Until last month, New York state prohibited the release of police officers’ disciplinary records. Civilians’ complaints of abuse by officers were a secret. So were investigators’ conclusions. The public couldn’t even know if an officer was punished.
The New York City police officer whose use of a prohibited chokehold led to the death of Eric Garner in 2014 had a record of misconduct. Garner’s last words — “I can’t breathe” — became a rallying cry for the Black Lives Matter movement.
When the death of George Floyd and footage of his pleas for his life ignited worldwide protests, activists in New York renewed their push to repeal the statute that kept disciplinary records under wraps, known as 50-a. State lawmakers finally acted, voting to repeal the provision, which had been on the books for decades.
Soon after, ProPublica asked New York’s Civilian Complaint Review Board, or CCRB, for a list of officers, along with the complaints against them, and what discipline, if any, had been recommended.
Today, we are making this information public and, with it, providing an unprecedented picture of civilians’ complaints of abuse by NYPD officers as well as the limits of the current system that is supposed to hold officers accountable. We’ve published a database that lets you search the police complaints so you can see the information for yourself. Data experts can also download the data.
The database lists active-duty officers who’ve had at least one allegation against them substantiated by the CCRB: That’s about 4,000 officers out of the NYPD’s 36,000-member force.
Unions for city police officers, firefighters and corrections officers have sued New York City to stop the disclosure of most of these and other disciplinary records. The unions objected to the release of any cases other than “proven and final disciplinary matters.” That would exclude the vast majority of complaints against officers.
“We are defending privacy, integrity and the unsullied reputations of thousands of hard-working public safety employees,” a union spokesman said on the filing of the lawsuit.
On Wednesday, a federal judge issued a temporary restraining order, blocking the city, including the CCRB, from releasing disciplinary records. Judge Katherine Polk Failla also barred the New York Civil Liberties Union from disclosing data it had obtained. ProPublica has not been a party to the case and is not subject to the order by Failla, who has scheduled a hearing for next month.
In releasing the information included in our database, ProPublica is not publishing all complaints against officers. As we’ve noted, we’ve limited the data to only those officers who’ve had at least one substantiated allegation. And every complaint in the database was fully investigated by the CCRB, which means, among other steps, a civilian provided a sworn statement to investigators. We’ve also excluded any allegations that investigators concluded were unfounded, meaning investigators determined the incident did not happen as the complainant alleged. There were about 3,200 allegations listed as unfounded in the data we were provided, about 9% of the total.

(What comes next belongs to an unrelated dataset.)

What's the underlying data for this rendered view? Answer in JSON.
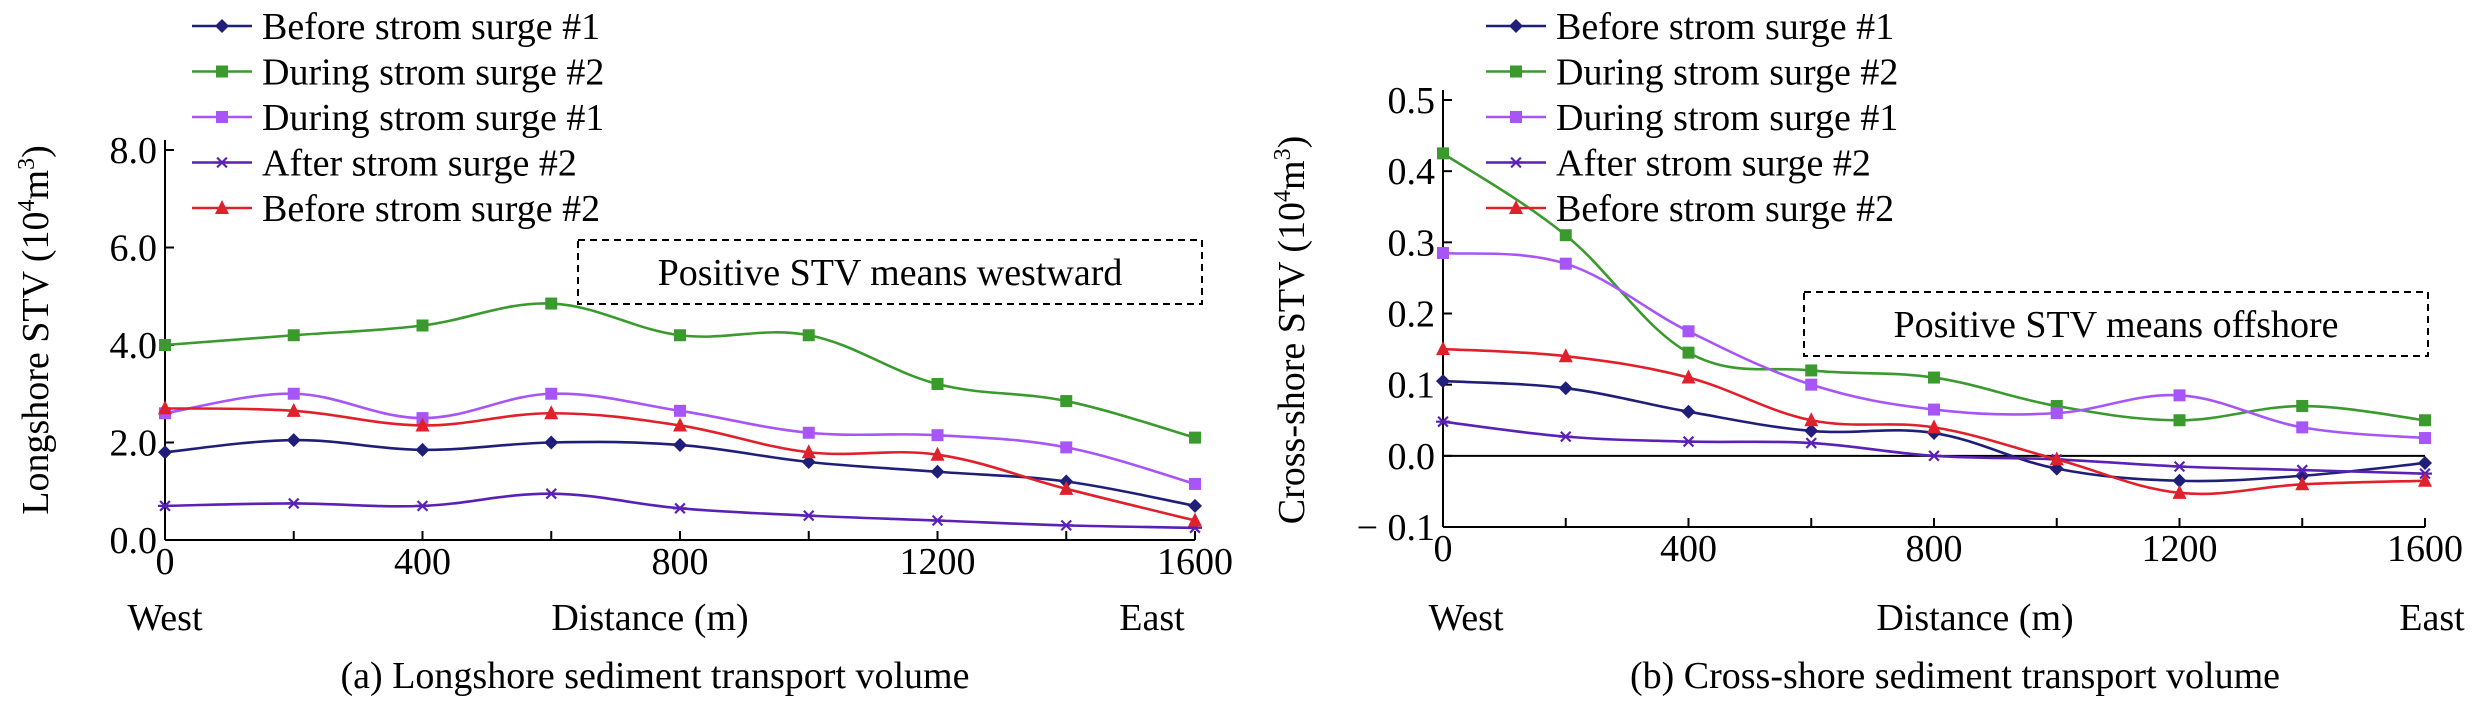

We chose to include the basic information disclosed by the CCRB about allegations that investigators deemed unsubstantiated. Unsubstantiated means the CCRB — which has limited investigative powers — was not able to confirm that the alleged incident happened and that it violated the NYPD’s rules. Still, these records can help readers examine the records of officers who have been the subject of a pattern of complaints.
“We understand the arguments against releasing this data. But we believe the public good it could do outweighs the potential harm,” said Stephen Engelberg, ProPublica’s editor in chief. “The database gives the people of New York City a glimpse at how allegations involving police misconduct have been handled, and allows journalists and ordinary citizens alike to look more deeply at the records of particular officers.”

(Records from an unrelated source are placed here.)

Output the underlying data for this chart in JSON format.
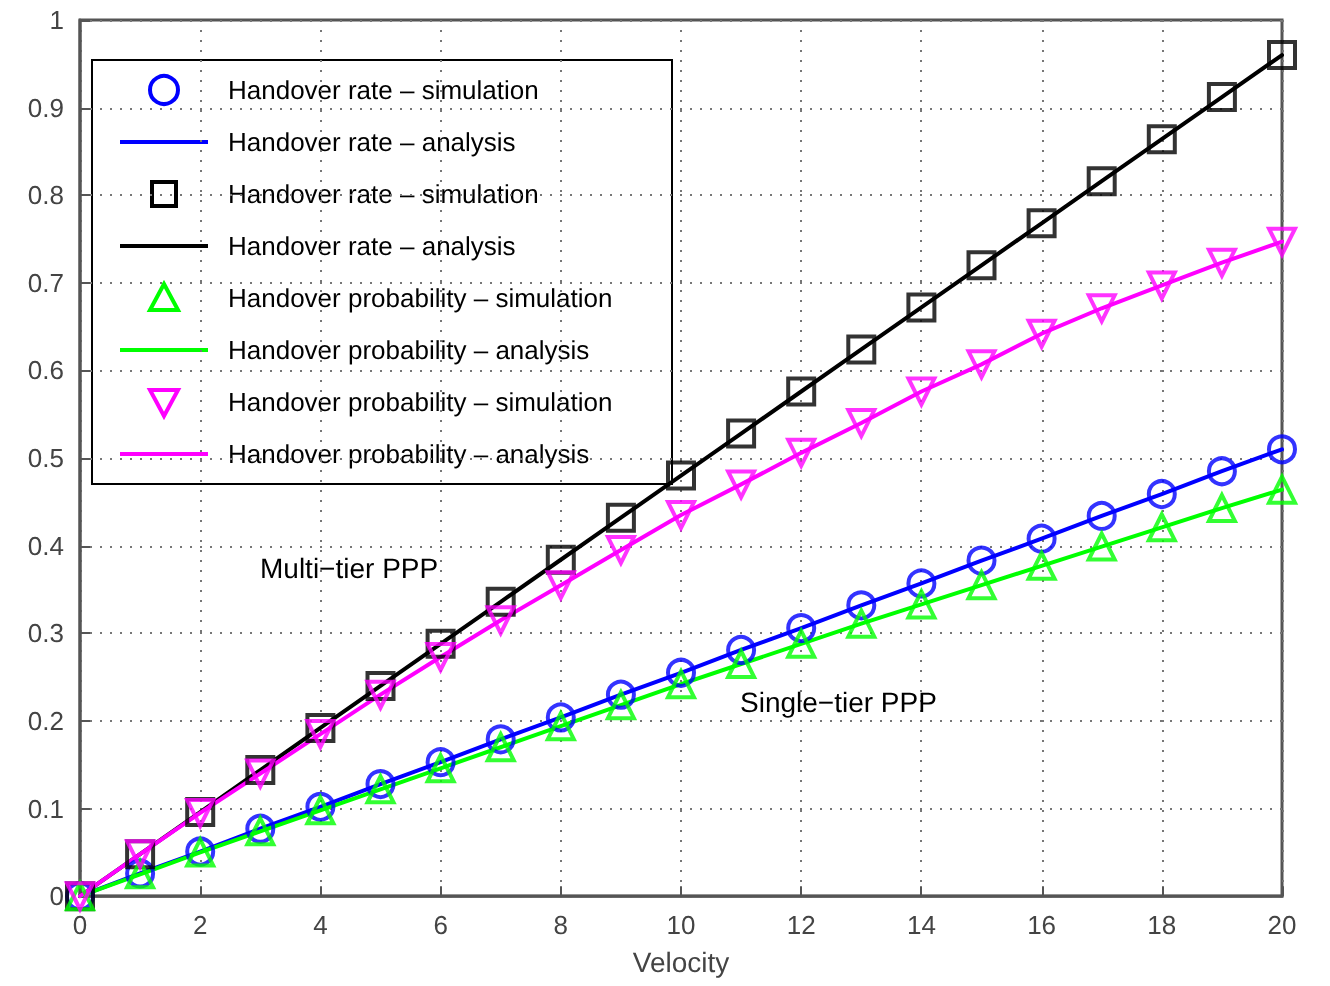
{
  "chart_data": {
    "type": "line",
    "xlabel": "Velocity",
    "x": [
      0,
      1,
      2,
      3,
      4,
      5,
      6,
      7,
      8,
      9,
      10,
      11,
      12,
      13,
      14,
      15,
      16,
      17,
      18,
      19,
      20
    ],
    "xlim": [
      0,
      20
    ],
    "xticks": [
      0,
      2,
      4,
      6,
      8,
      10,
      12,
      14,
      16,
      18,
      20
    ],
    "ylim": [
      0,
      1
    ],
    "yticks": [
      0,
      0.1,
      0.2,
      0.3,
      0.4,
      0.5,
      0.6,
      0.7,
      0.8,
      0.9,
      1
    ],
    "grid": true,
    "legend": "top left",
    "series": [
      {
        "name": "Handover rate – simulation",
        "type": "scatter",
        "marker": "circle",
        "color": "#0000ff",
        "values": [
          0,
          0.026,
          0.051,
          0.077,
          0.102,
          0.128,
          0.153,
          0.179,
          0.204,
          0.23,
          0.255,
          0.281,
          0.306,
          0.332,
          0.357,
          0.383,
          0.408,
          0.434,
          0.459,
          0.485,
          0.51
        ]
      },
      {
        "name": "Handover rate – analysis",
        "type": "line",
        "marker": "none",
        "line_style": "solid",
        "color": "#0000ff",
        "values": [
          0,
          0.026,
          0.051,
          0.077,
          0.102,
          0.128,
          0.153,
          0.179,
          0.204,
          0.23,
          0.255,
          0.281,
          0.306,
          0.332,
          0.357,
          0.383,
          0.408,
          0.434,
          0.459,
          0.485,
          0.51
        ]
      },
      {
        "name": "Handover rate – simulation",
        "type": "scatter",
        "marker": "square",
        "color": "#000000",
        "values": [
          0,
          0.048,
          0.096,
          0.144,
          0.192,
          0.24,
          0.288,
          0.336,
          0.384,
          0.432,
          0.48,
          0.528,
          0.576,
          0.624,
          0.672,
          0.72,
          0.768,
          0.816,
          0.864,
          0.912,
          0.96
        ]
      },
      {
        "name": "Handover rate – analysis",
        "type": "line",
        "marker": "none",
        "line_style": "solid",
        "color": "#000000",
        "values": [
          0,
          0.048,
          0.096,
          0.144,
          0.192,
          0.24,
          0.288,
          0.336,
          0.384,
          0.432,
          0.48,
          0.528,
          0.576,
          0.624,
          0.672,
          0.72,
          0.768,
          0.816,
          0.864,
          0.912,
          0.96
        ]
      },
      {
        "name": "Handover probability – simulation",
        "type": "scatter",
        "marker": "triangle",
        "color": "#00ff00",
        "values": [
          0,
          0.025,
          0.05,
          0.074,
          0.098,
          0.122,
          0.146,
          0.17,
          0.194,
          0.218,
          0.242,
          0.265,
          0.288,
          0.311,
          0.333,
          0.355,
          0.377,
          0.399,
          0.421,
          0.443,
          0.464
        ]
      },
      {
        "name": "Handover probability – analysis",
        "type": "line",
        "marker": "none",
        "line_style": "solid",
        "color": "#00ff00",
        "values": [
          0,
          0.025,
          0.05,
          0.074,
          0.098,
          0.122,
          0.146,
          0.17,
          0.194,
          0.218,
          0.242,
          0.265,
          0.288,
          0.311,
          0.333,
          0.355,
          0.377,
          0.399,
          0.421,
          0.443,
          0.464
        ]
      },
      {
        "name": "Handover probability – simulation",
        "type": "scatter",
        "marker": "triangle_down",
        "color": "#ff00ff",
        "values": [
          0,
          0.048,
          0.095,
          0.14,
          0.185,
          0.23,
          0.273,
          0.315,
          0.355,
          0.395,
          0.435,
          0.47,
          0.506,
          0.54,
          0.576,
          0.607,
          0.642,
          0.671,
          0.697,
          0.723,
          0.747
        ]
      },
      {
        "name": "Handover probability – analysis",
        "type": "line",
        "marker": "none",
        "line_style": "solid",
        "color": "#ff00ff",
        "values": [
          0,
          0.048,
          0.095,
          0.14,
          0.185,
          0.23,
          0.273,
          0.315,
          0.355,
          0.395,
          0.435,
          0.47,
          0.506,
          0.54,
          0.576,
          0.607,
          0.642,
          0.671,
          0.697,
          0.723,
          0.747
        ]
      }
    ],
    "annotations": [
      "Multi−tier PPP",
      "Single−tier PPP"
    ]
  }
}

The CCRB receives thousands of complaints every year, but it is only able to substantiate a tiny fraction of them. In 2018, the agency examined about 3,000 allegations of misuse of force. It substantiated 73.
Investigators are often not able to reach conclusions on cases, in significant part because they must rely on the NYPD to hand over evidence, such as footage from body-worn cameras. Often, the department doesn’t do so, despite a legal duty to cooperate with CCRB investigations.
In other cases included in our database, investigators concluded that what a civilian alleged did happen, but the conduct was allowed by the NYPD’s rules. The Police Department’s guidelines often give officers substantial discretion, particularly around use of force. In the curious jargon of police oversight, those cases are classified as “exonerated.”
“I exonerated tons of cases that involved awful conduct that fell within the guidelines,” said former CCRB investigator Dan Bodah, who now researches police oversight at the Vera Institute of Justice. “It’s kind of haunting. The law and policy gives cops a lot of discretion.”
Despite all the limitations, some officers still have multiple allegations against them that have been substantiated. According to the records, 303 officers still working at the NYPD have had five or more substantiated allegations against them. The data we have only shows the briefest of descriptions of alleged abuse. Usually just a few words. But they add up: There are nearly 5,000 allegations of “physical force,” nearly 2,000 of “frisk” and more than 600 of “gun pointed.”
Readers can use the information in the database to request details on cases from the CCRB.
And, even without those further details — which the CCRB is currently barred from releasing because of the order by Failla — users can look at the records and see potential patterns of abuse. Thirty-four officers have had 40 or more allegations against them.